In those days, around the western curve of the earth, every outlook borrowed the tints of sunset. Nothing but the length of the journey stood between a man and his fortune.

"I love you dearly, Peter," she had said, both hands on his shoulders, "and I do not care for the money. But I have seen too much of it here—too much of the unhappiness that comes from debt, from poverty. Misery does not love the company of those it loves. Go make your fortune, Peter, bravely, and come back to me."

"I will," replied Peter, soberly. "I will, God help me. But it may be long. I don't know; I have not the knack; I am stupid about people, about men."

She smiled, and leaned over to kiss his eyes. "People love you, Peter," she said, simply. "I love you, and I will wait. If it were fifty years, you will find me here ready when you come."

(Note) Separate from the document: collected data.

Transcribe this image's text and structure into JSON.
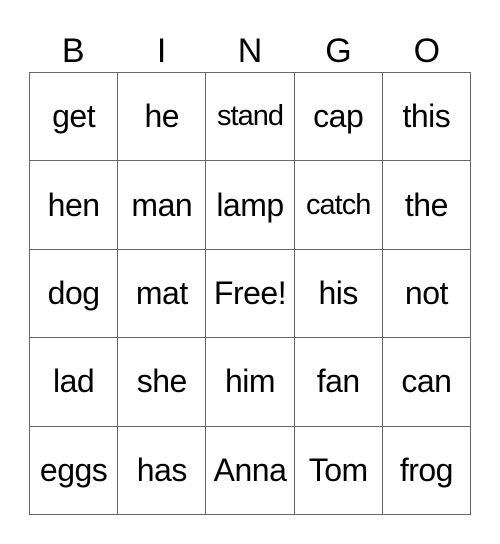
{
  "header": [
    "B",
    "I",
    "N",
    "G",
    "O"
  ],
  "rows": [
    [
      "get",
      "he",
      "stand",
      "cap",
      "this"
    ],
    [
      "hen",
      "man",
      "lamp",
      "catch",
      "the"
    ],
    [
      "dog",
      "mat",
      "Free!",
      "his",
      "not"
    ],
    [
      "lad",
      "she",
      "him",
      "fan",
      "can"
    ],
    [
      "eggs",
      "has",
      "Anna",
      "Tom",
      "frog"
    ]
  ]
}
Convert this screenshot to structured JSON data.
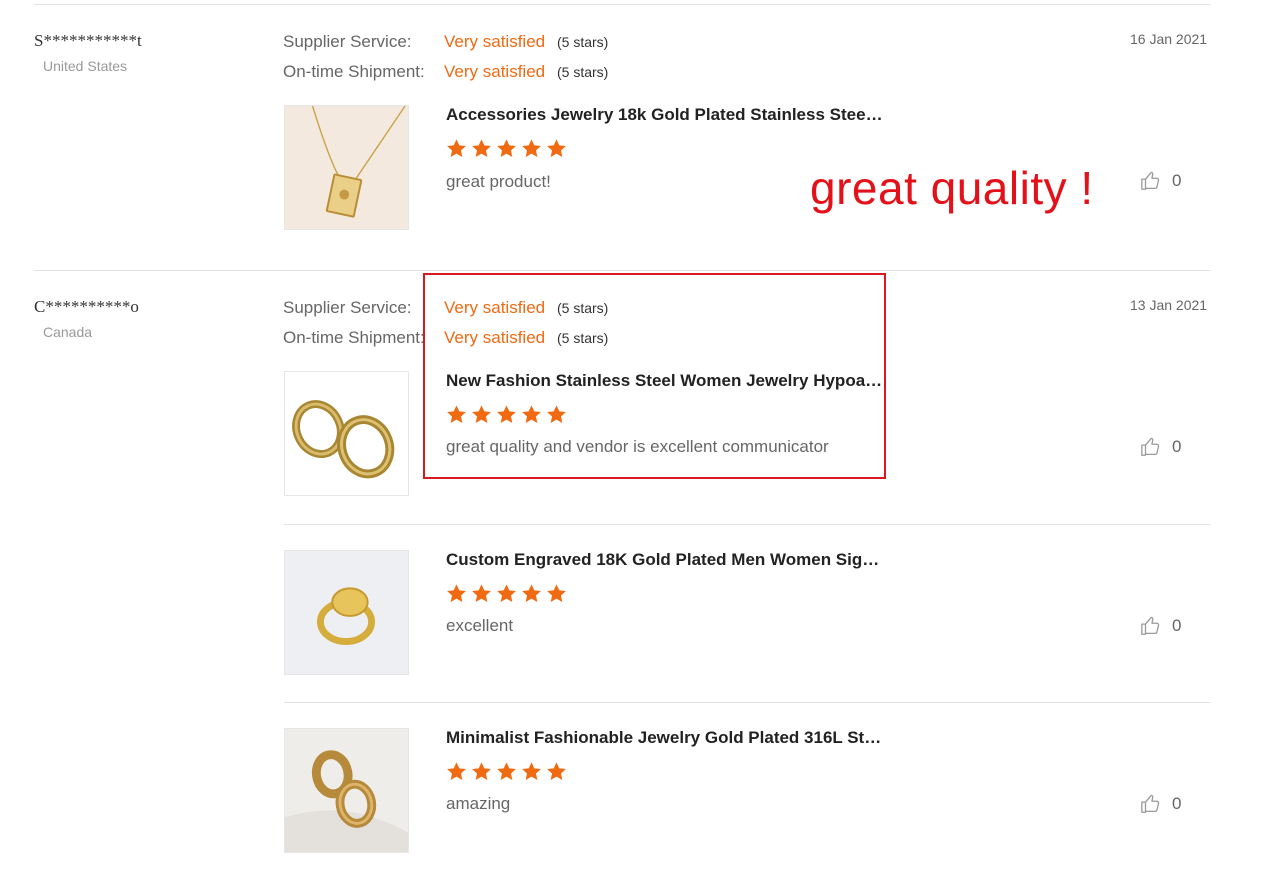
{
  "reviews": [
    {
      "buyer": "S***********t",
      "country": "United States",
      "date": "16 Jan 2021",
      "supplier_service_label": "Supplier Service:",
      "supplier_service_value": "Very satisfied",
      "supplier_service_stars": "(5 stars)",
      "shipment_label": "On-time Shipment:",
      "shipment_value": "Very satisfied",
      "shipment_stars": "(5 stars)",
      "products": [
        {
          "title": "Accessories Jewelry 18k Gold Plated Stainless Steel ...",
          "rating": 5,
          "comment": "great product!",
          "likes": "0",
          "image_icon": "necklace-image"
        }
      ]
    },
    {
      "buyer": "C**********o",
      "country": "Canada",
      "date": "13 Jan 2021",
      "supplier_service_label": "Supplier Service:",
      "supplier_service_value": "Very satisfied",
      "supplier_service_stars": "(5 stars)",
      "shipment_label": "On-time Shipment:",
      "shipment_value": "Very satisfied",
      "shipment_stars": "(5 stars)",
      "products": [
        {
          "title": "New Fashion Stainless Steel Women Jewelry Hypoall...",
          "rating": 5,
          "comment": "great quality and vendor is excellent communicator",
          "likes": "0",
          "image_icon": "hoop-earrings-image"
        },
        {
          "title": "Custom Engraved 18K Gold Plated Men Women Signe...",
          "rating": 5,
          "comment": "excellent",
          "likes": "0",
          "image_icon": "signet-ring-image"
        },
        {
          "title": "Minimalist Fashionable Jewelry Gold Plated 316L Stai...",
          "rating": 5,
          "comment": "amazing",
          "likes": "0",
          "image_icon": "chunky-hoop-image"
        }
      ]
    }
  ],
  "annotation": {
    "text": "great quality !",
    "color": "#e3121a"
  },
  "colors": {
    "accent": "#f06a12",
    "highlight_border": "#d71920",
    "divider": "#e3e3e3"
  },
  "icons": {
    "star": "star-icon",
    "like": "thumbs-up-icon"
  }
}
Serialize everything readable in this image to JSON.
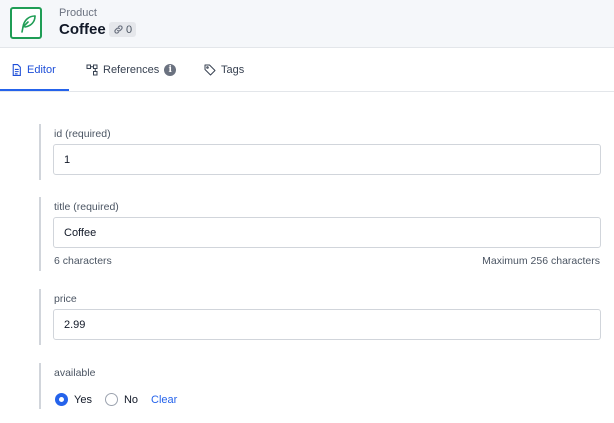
{
  "header": {
    "doc_type": "Product",
    "title": "Coffee",
    "ref_count": "0",
    "doc_icon": "feather-icon",
    "link_icon": "link-icon"
  },
  "tabs": [
    {
      "label": "Editor",
      "icon": "document-icon",
      "active": true
    },
    {
      "label": "References",
      "icon": "references-icon"
    },
    {
      "label": "Tags",
      "icon": "tag-icon"
    }
  ],
  "fields": {
    "id": {
      "label": "id (required)",
      "value": "1"
    },
    "title": {
      "label": "title (required)",
      "value": "Coffee",
      "char_count": "6 characters",
      "max_chars": "Maximum 256 characters"
    },
    "price": {
      "label": "price",
      "value": "2.99"
    },
    "available": {
      "label": "available",
      "options": [
        "Yes",
        "No"
      ],
      "selected": "Yes",
      "clear_label": "Clear"
    }
  },
  "colors": {
    "accent": "#2563eb",
    "brand": "#1f9d55"
  }
}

Peter knew this to be true. And so to the unpeopled rooms of the little old Vermont farmhouse Peter's gentle thoughts ever swarmed, like homing bees. In his vision of it the lilac-bush outside the window always smelled of spring; she always sat there beside the open sash, waiting—for him. What wonder that he survived when so many others went down? What wonder that he persevered? What wonder that his patient soul, comparing the eternity of love's happiness with the paltry years of love's waiting, saw nothing in the condition of affairs to ruffle its peaceful serenity? And yet to most the time would have seemed very, very long. Men may blunder against rich pockets or leads and wealthy say farewell to a day which they greeted as the poorest of the poor. So may men win fortunes on a turn of the wheat market. But the one is no more prospecting than the other is business. True prospecting has only the normal percentage of uncertainties, the usual alloy of luck to brighten its toil with the hope of the unexpected. A man must know his business to succeed. A bit of rock, a twist of ledge, a dip of country, an abundance or an absence of dikes—these and many others are the symbols with which the prospector builds the formula that spells gold. And after the formula is made, it must be proved. It is the proving that bends the back, tries the patience, strains to the utmost the man's inborn Instinct of the Metal. For that is the work of the steel and the fire, the water and the power of explosion. Until the proof is done to the Q.E.D., the man must draw for inspiration on his stock of faith. In the morning he sharpens his drills at a forge. In the afternoon he may, by the grace of labour, his Master, have accomplished a little round hole in the rock, which, being filled with powder and fired, will tear loose into a larger hole with débris. The débris must be removed by pick and shovel. After the hole has been sufficiently deepened, the débris must be loaded into a bucket, which must then be hauled to the surface of the ground and emptied. How long do you calculate the man will require to dig in this manner, fifty, a hundred feet? How long to sink one or two such shafts on each and every claim he has staked? How long to excavate the numerous lateral tunnels which the Proof demands?